At the Defcon safety convention in Las Vegas final weekend, thousands of hackers competed in a red-team challenge to seek out flaws in generative AI chat platforms and assist higher safe these rising programs. Meanwhile, researchers offered findings throughout the convention, together with new discoveries about strategies to bypass a recent addition to Apple’s macOS that’s alleged to flag probably malicious software program in your pc. 

Kids are facing a massive online scam campaign that targets them with faux presents and promotions associated to the favored video video games Fortnite and Roblox. And the racket all traces again to at least one rogue digital advertising and marketing firm. The social media platform X, previously Twitter, has been submitting lawsuits and pursuing a strategic legal offensive to oppose researchers who study hate speech and online harassment utilizing knowledge from the social community.

On Thursday, an innovation company inside the US Department of Health and Human Services announced plans to fund research into digital defenses for health care infrastructure. The aim is to quickly develop new instruments that may shield US medical programs towards ransomware assaults and different threats.

But wait, there’s extra! Each week, we spherical up the tales we didn’t cowl in depth ourselves. Click the headlines to learn the total tales. And keep protected on the market.

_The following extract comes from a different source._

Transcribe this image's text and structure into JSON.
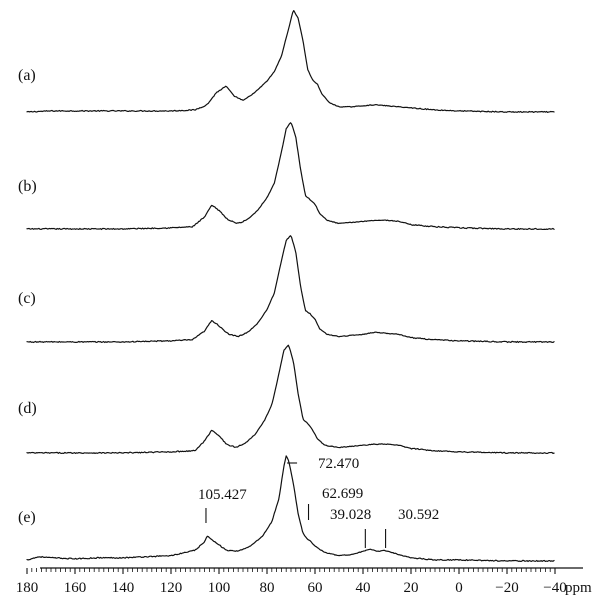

A big phishing marketing campaign that’s been energetic since May has been focusing on an array of firms with malicious QR codes in makes an attempt to steal Microsoft account credentials. Notably, researchers from the safety agency Cofense noticed the assaults towards “a major Energy company based in the US.” The marketing campaign additionally focused organizations in different industries, together with finance, insurance coverage, manufacturing, and tech. Malicious QR codes have been utilized in almost a 3rd of the emails reviewed by researchers. QR codes have disadvantages in phishing, since victims should be compelled to scan them for the assault to progress. But they make it tougher for victims to judge the trustworthiness of the URL they’re clicking on, and it’s extra doubtless that emails containing a QR code will attain their goal, as a result of it’s tougher for spam filters to evaluate QR photos included in an attachment like a PDF.

It’s widespread observe for attackers—each prison actors and state-backed hackers—to rip-off or in any other case lure victims from a place to begin of mainstream providers like e-mail, picture sharing, or social media. Now, analysis from the safety agency Recorded Future makes an attempt to categorize the varieties of malware most frequently distributed from these numerous jumping-off factors, and which methods are commonest. The aim was to present defenders deeper perception into the providers they should prioritize securing. The evaluation discovered that cloud platforms are probably the most utilized by attackers, however communication platforms like messaging apps, e-mail, and social media are additionally broadly abused. Pastebin, Google Drive, and Dropbox have been all well-liked amongst attackers, as are Telegram and Discord.

In response to the “Downfall” Intel processor vulnerability disclosed by Google researchers last week, organizations have been releasing tailor-made fixes for the flaw. The bug may very well be exploited by an attacker to seize delicate info like login credentials or encryption keys. Amazon Web Services, Google Cloud, Microsoft Azure, Cisco, Dell, Lenovo, VMWare, Linux distributions, and plenty of others have all launched steerage on responding to the vulnerability. Prior to public disclosure, Intel spent a 12 months growing fixes to distribute throughout the business and coordinating to encourage widespread patch launch from particular person distributors.